Şimdi bundan sonra ب nın müteallakatının تأليف (te'lifi) olduğunu gördükten sonra niye تأليف
Çünkü kitap yazılıyor, te'lif ediliyor. Burada Üstad da masdarı baz aldığı için, تأليف den başka bir şey koymamız mümkün değil. Yani telifi Bismillahirrahmanirrahim.
Şimdi;
(الباء للمصاحبة) ب musahabe içindir. Musahebenin lugavi manası beraberlik demektir. مع da da beraberlik vardır.
Not: "Meşhur dil uzmanı/nahiv âlimi İbn-i Hişam'ın tesbitine göre ب harf-i cerrinin 14 manası vardır. Bunlardan bazıları şöyledir;
1-İlsak/bitişik olma ve bitiştirme manası; Bu anlam ب nin hiç ayrılmaz asli manasıdır.
وَامْسَحُواْ بِرُؤُوسِكُمْ
"Başınızı mesh edin"(Maide: 5/6) mealindeki ayette yer alan ب harfi buna misaldir. Burada bu harf tekid ve ilsak manasına yorumlanmıştır.
Not: Ali Haydar Hocamız diyor ki "hakiki ilsak vardır, mecazi ilsak vardır. Mesela;
أمسكت بيدي الحبل
"Elimle ipi tuttum" ifadesinde hakiki bir ilsak var değil mi? Bir de mecazi ilsak var.
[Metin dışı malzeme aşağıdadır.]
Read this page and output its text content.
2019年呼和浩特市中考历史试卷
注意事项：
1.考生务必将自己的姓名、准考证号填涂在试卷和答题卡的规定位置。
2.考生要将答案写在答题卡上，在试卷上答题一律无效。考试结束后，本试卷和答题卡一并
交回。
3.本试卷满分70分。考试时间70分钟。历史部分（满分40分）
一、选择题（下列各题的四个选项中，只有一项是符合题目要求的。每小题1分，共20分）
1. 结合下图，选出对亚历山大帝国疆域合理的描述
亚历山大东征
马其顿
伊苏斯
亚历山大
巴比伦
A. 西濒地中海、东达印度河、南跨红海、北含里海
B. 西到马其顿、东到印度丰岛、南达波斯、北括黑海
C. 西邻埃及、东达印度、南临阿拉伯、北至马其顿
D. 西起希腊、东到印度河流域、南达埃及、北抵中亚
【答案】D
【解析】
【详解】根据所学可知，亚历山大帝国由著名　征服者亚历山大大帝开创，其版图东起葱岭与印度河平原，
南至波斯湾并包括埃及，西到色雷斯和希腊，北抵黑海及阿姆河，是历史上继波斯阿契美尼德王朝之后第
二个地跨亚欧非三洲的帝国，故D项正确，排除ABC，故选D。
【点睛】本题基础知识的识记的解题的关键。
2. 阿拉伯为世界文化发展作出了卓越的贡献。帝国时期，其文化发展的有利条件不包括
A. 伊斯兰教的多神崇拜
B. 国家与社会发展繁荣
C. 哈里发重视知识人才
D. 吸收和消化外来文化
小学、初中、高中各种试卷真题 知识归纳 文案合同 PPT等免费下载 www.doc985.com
Mesela
مررت بزيد"Zeyd'e uğradım" ifadesinde Zeyd'e uğramak bizzat ona temas etmek manasına değil, mecazidir."
2-Tadiye/geçişsiz fiile geçişlilik sağlayan manası;
ذَهَبَ اللّهُ بِنُورِهِمْ
"Allah onların nurunu giderdi"(Bakara: 2/17) mealindeki ayette bu mana vardır.
3-İsti'ane/yardım isteme manası;
طَائِرٍ يَطِيرُ بِجَنَاحَيْهِ
"İki kanadıyla uçan kuş"(En'am: 6/38) mealindeki ayette "iki kanadının yardımıyla" manası vardır.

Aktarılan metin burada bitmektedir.